Recovery Chronicles: It's Been a Year Since My Hysterectomy

Sunday, February 12, 2023

 Hey mofos!


Whew-- funny how time flies when you're having fun and hot flashes--or whatever Janet Jackson sang. 

Can you believe a year ago this week, I had a melt down in the pre-op room and was knocked out before I even got to the operating room and I broke up with my uterus, cervix, and fallopian tubes?! 

So, how have me and my ovaries been since we ejected the issues causing the fibroids? I'm glad you asked! 


It has been a joy to not have a period every month, bleeding through my clothes and anything in my wake. It has been a joy to be able to leave the house and not worry about ruining my clothes and being embarrassed. I had gotten to the point where I had to change my double pads + a tampon every 30 minutes. That's no way to be. 

My stomach doesn't look 6-7 months pregnant, BUT I'd give it a 3-4 month look, unless the swelly belly decides to take place and then it's back to the 5-6 month look. Swelly belly is basically swelling like it would if you sprained your ankle and was on it for a while when it hasn't quite healed. So, if I'm standing up for a long time or stressed--hello swelling. My iron levels are AMAZING and holding steady and I was finally released from getting it checked every 3 months and no more iron infusions.. amen! 

Having iron levels steady and normal have allowed my hair to start growing back and it's THICK, my nails are stronger, my skin doesn't look so dried out, and my eyebrows are coming back in. So for those that wondered why I was wearing wigs when I have hair.. the point was I HAD hair but then I didn't so I resorted to wearing wigs and clip ins to cover it--now I don't have to but I still do for Check the Rhymes TV cuz I don't wanna do my hair half the time LOL. 

I decided to try HRT (hormone replacement therapy) because I still felt off, wasn't sleeping well, and the hot flashes were intermittent but they were fast and furious when they would occur, my skin was having the most random break outs, and shall we discuss the amount of dandruff and dismay, along with vaginal dryness (TMI but if you listen to the Ladies Edition Podcast you'll hear even more). I also found it was increasingly hard to lose weight no matter how hard I tried-- past the 11 pounds I lost a few months ago. (I put 4 of em back on). So I FINALLY found a doctor that tested my ish and I was low on progesterone, testosterone, and my estrogen was good (shout out to them good ovaries). So we tried a testosterone gel-- for me, it didn't do much, my skin wasn't absorbing it, but it does cause hair loss so I was like NAWL my ish just started growing back after fibroids and low iron damaged it so bad. We started me on progestin which is a bio-identical drug (yes I did my research and even talked to the Menopause doc about it since she was a guest on the podcast and prescribes natural remedies). Immediately I was sleeping at night, and my skin was clearing up, the night sweats weren't AS bad and lawd the dryness went away! AMENNNNNNNN now I guess you're wondering how the secks is? I don't know yet--I was scared to do it until I was SURE all the stitches were gone and everything was healed because I know too many stories about things going wrong when you ain't healed all the way EVEN if the doctor says it's okay. But to each her own, I ain't judging. Pelvic floor exercises are your friend--trust me!
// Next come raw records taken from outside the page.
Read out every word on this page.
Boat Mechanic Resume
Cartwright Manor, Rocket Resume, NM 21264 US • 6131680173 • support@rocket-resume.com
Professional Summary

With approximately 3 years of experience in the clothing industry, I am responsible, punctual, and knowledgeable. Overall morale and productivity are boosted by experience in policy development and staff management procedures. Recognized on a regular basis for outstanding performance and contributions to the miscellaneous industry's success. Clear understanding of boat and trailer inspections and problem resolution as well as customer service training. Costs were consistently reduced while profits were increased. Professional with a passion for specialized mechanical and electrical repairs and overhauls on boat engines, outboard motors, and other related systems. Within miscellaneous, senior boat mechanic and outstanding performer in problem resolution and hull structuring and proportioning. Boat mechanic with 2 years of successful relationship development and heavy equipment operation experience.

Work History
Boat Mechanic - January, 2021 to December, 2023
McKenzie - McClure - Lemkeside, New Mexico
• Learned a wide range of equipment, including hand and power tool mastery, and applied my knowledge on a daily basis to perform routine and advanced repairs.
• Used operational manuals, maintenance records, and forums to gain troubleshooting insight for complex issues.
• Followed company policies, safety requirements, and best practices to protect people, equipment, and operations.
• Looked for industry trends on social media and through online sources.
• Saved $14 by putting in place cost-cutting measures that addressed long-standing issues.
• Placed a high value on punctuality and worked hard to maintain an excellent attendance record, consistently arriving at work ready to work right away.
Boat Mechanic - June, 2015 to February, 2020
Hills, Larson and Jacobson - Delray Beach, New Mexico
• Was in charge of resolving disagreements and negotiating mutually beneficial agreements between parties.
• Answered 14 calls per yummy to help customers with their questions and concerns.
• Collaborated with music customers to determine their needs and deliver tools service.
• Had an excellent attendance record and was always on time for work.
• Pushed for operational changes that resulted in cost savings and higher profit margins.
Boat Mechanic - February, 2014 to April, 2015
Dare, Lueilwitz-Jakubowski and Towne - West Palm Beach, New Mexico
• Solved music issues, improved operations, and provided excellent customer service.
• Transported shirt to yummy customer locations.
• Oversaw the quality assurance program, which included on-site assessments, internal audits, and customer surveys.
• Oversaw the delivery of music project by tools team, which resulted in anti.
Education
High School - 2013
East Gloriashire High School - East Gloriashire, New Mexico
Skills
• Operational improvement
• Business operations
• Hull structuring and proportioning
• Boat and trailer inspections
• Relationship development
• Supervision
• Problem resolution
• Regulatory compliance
Anyhoo, I also started a super low low low dose of estrogen--in the form of a patch because I was having some intense hot flashes when triggered (one person and their drama was sending me to the freezer to stick my head in it every time they called and call). The day I left the dentist office chair soaking wet and my clothes drenched, I knew I needed some help. Perimenopause can be hell on a girl. Some people have random pains, joint aching, and unexplained weight gain. I started to ease off the estrogen because of the insane mood swings, but realized my body just had to get used to that extra lil dose. Now, it seems to be all good. If only this belly fat would slide off, I'd be even better. 

So, I say all that to say I don't regret having the surgery at all. I just wish I had done it sooner. Sometimes I do think about what could have been if I had birthed some chirren but the way these fibroids sat on my bladder and caused intense cravings and on and on, but ultimately I had to choose me and that meant choosing a better quality of life. I am still working on the mental aspect of not having those parts anymore, but 99% of the time, I'm okay unless it's around when it would have been my time of the month and PMS hits (yes that still happens cuz I have my ovaries) then I'm ugly crying about WHYYYYYYYYYYY knowing damn hell well I don't mean that. 

I do find that I no longer want to write about fertility ANYTHING and wish publicists would stop sending me press releases etc--but they don't know about me and my journey so I get it, they are just doing their job. 

Some of you may be asking if the Ladies Edition podcast is returning, and the answer is I'm not sure. We both had to choose healing and cutting drama and toxicity out of our lives before we can give you our best selves, but for now, those 10 amazing episodes are still available anywhere podcasts stream. 

Happy Anniversary to me choosing me and my health!